Wage Growth Tracker
As of May 2026 · Releases: Monthly (Atlanta Fed; ~1-2 weeks after BLS Employment Situation) · Source: Atlanta Fed Wage Growth Tracker
Last data pull…
Neutral
3.80%
Wages are the persistence channel for inflation. The Fed can tolerate a one-time price shock (oil spikes, supply chain snarls) — that fades. What it can't tolerate is wages chasing prices and prices chasing wages, because that becomes self-reinforcing and only stops when monetary policy breaks the labor market. So the FOMC watches this number not as a labor-market reading but as an inflation-persistence reading: when wages run faster than productivity-plus-target, the inflation target itself is at risk no matter what the latest CPI print shows.
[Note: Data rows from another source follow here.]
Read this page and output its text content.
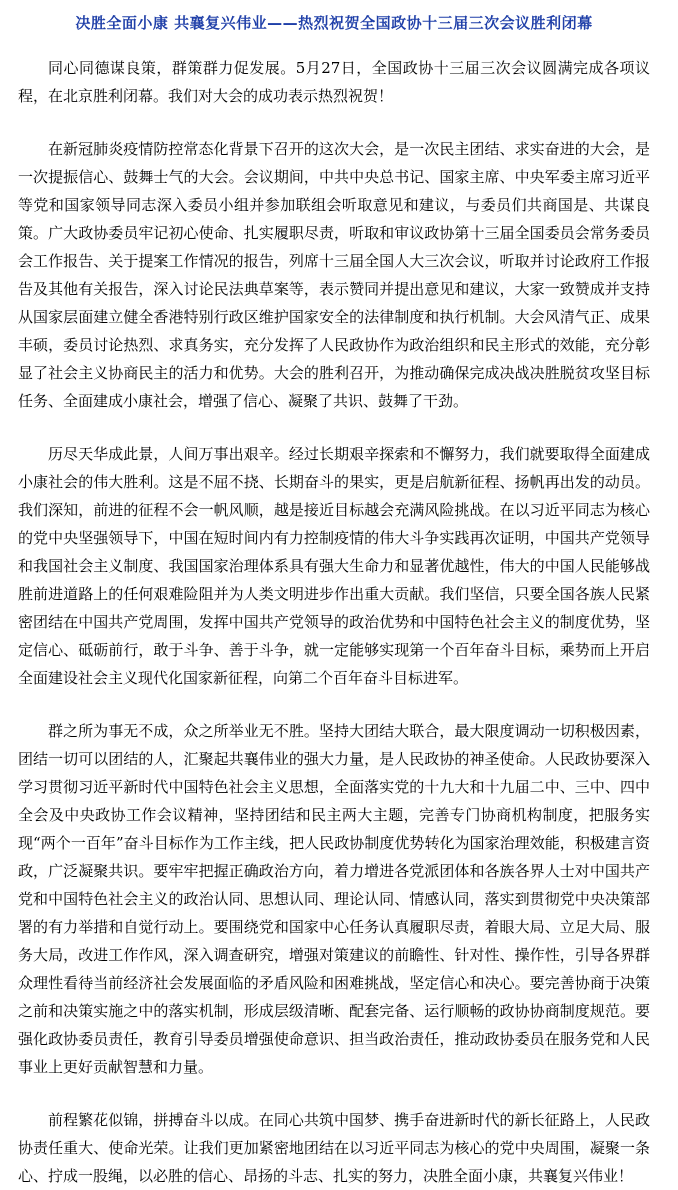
决胜全面小康 共襄复兴伟业——热烈祝贺全国政协十三届三次会议胜利闭幕

同心同德谋良策，群策群力促发展。5月27日，全国政协十三届三次会议圆满完成各项议程，在北京胜利闭幕。我们对大会的成功表示热烈祝贺！

在新冠肺炎疫情防控常态化背景下召开的这次大会，是一次民主团结、求实奋进的大会，是一次提振信心、鼓舞士气的大会。会议期间，中共中央总书记、国家主席、中央军委主席习近平等党和国家领导同志深入委员小组并参加联组会听取意见和建议，与委员们共商国是、共谋良策。广大政协委员牢记初心使命、扎实履职尽责，听取和审议政协第十三届全国委员会常务委员会工作报告、关于提案工作情况的报告，列席十三届全国人大三次会议，听取并讨论政府工作报告及其他有关报告，深入讨论民法典草案等，表示赞同并提出意见和建议，大家一致赞成并支持从国家层面建立健全香港特别行政区维护国家安全的法律制度和执行机制。大会风清气正、成果丰硕，委员讨论热烈、求真务实，充分发挥了人民政协作为政治组织和民主形式的效能，充分彰显了社会主义协商民主的活力和优势。大会的胜利召开，为推动确保完成决战决胜脱贫攻坚目标任务、全面建成小康社会，增强了信心、凝聚了共识、鼓舞了干劲。

历尽天华成此景，人间万事出艰辛。经过长期艰辛探索和不懈努力，我们就要取得全面建成小康社会的伟大胜利。这是不屈不挠、长期奋斗的果实，更是启航新征程、扬帆再出发的动员。我们深知，前进的征程不会一帆风顺，越是接近目标越会充满风险挑战。在以习近平同志为核心的党中央坚强领导下，中国在短时间内有力控制疫情的伟大斗争实践再次证明，中国共产党领导和我国社会主义制度、我国国家治理体系具有强大生命力和显著优越性，伟大的中国人民能够战胜前进道路上的任何艰难险阻并为人类文明进步作出重大贡献。我们坚信，只要全国各族人民紧密团结在中国共产党周围，发挥中国共产党领导的政治优势和中国特色社会主义的制度优势，坚定信心、砥砺前行，敢于斗争、善于斗争，就一定能够实现第一个百年奋斗目标，乘势而上开启全面建设社会主义现代化国家新征程，向第二个百年奋斗目标进军。

群之所为事无不成，众之所举业无不胜。坚持大团结大联合，最大限度调动一切积极因素，团结一切可以团结的人，汇聚起共襄伟业的强大力量，是人民政协的神圣使命。人民政协要深入学习贯彻习近平新时代中国特色社会主义思想，全面落实党的十九大和十九届二中、三中、四中全会及中央政协工作会议精神，坚持团结和民主两大主题，完善专门协商机构制度，把服务实现“两个一百年”奋斗目标作为工作主线，把人民政协制度优势转化为国家治理效能，积极建言资政，广泛凝聚共识。要牢牢把握正确政治方向，着力增进各党派团体和各族各界人士对中国共产党和中国特色社会主义的政治认同、思想认同、理论认同、情感认同，落实到贯彻党中央决策部署的有力举措和自觉行动上。要围绕党和国家中心任务认真履职尽责，着眼大局、立足大局、服务大局，改进工作作风，深入调查研究，增强对策建议的前瞻性、针对性、操作性，引导各界群众理性看待当前经济社会发展面临的矛盾风险和困难挑战，坚定信心和决心。要完善协商于决策之前和决策实施之中的落实机制，形成层级清晰、配套完备、运行顺畅的政协协商制度规范。要强化政协委员责任，教育引导委员增强使命意识、担当政治责任，推动政协委员在服务党和人民事业上更好贡献智慧和力量。

前程繁花似锦，拼搏奋斗以成。在同心共筑中国梦、携手奋进新时代的新长征路上，人民政协责任重大、使命光荣。让我们更加紧密地团结在以习近平同志为核心的党中央周围，凝聚一条心、拧成一股绳，以必胜的信心、昂扬的斗志、扎实的努力，决胜全面小康，共襄复兴伟业！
Useful watch zones: 3-3.5% is consistent with inflation at target and the Fed comfortable; 4.5%+ is where wage-price-spiral language enters Fed speeches; 5%+ is the 2022 territory that triggered the fastest hiking cycle in 40 years; sub-3% means the labor market is genuinely slacking and the Fed has room to cut without inflation risk. The matched-sample design matters too — when you read AHE going up because low-wage workers got laid off, this card won't move, because it's tracking the same individuals across time. That makes it the cleanest read on what's actually happening to take-home pay across the economy. Pair with Quits Rate (worker confidence) and JOLTS (employer demand) for the full labor-pressure picture: the three together tell you whether wage growth is being driven by genuine labor scarcity, worker bargaining leverage, or just stagnant nominal stickiness.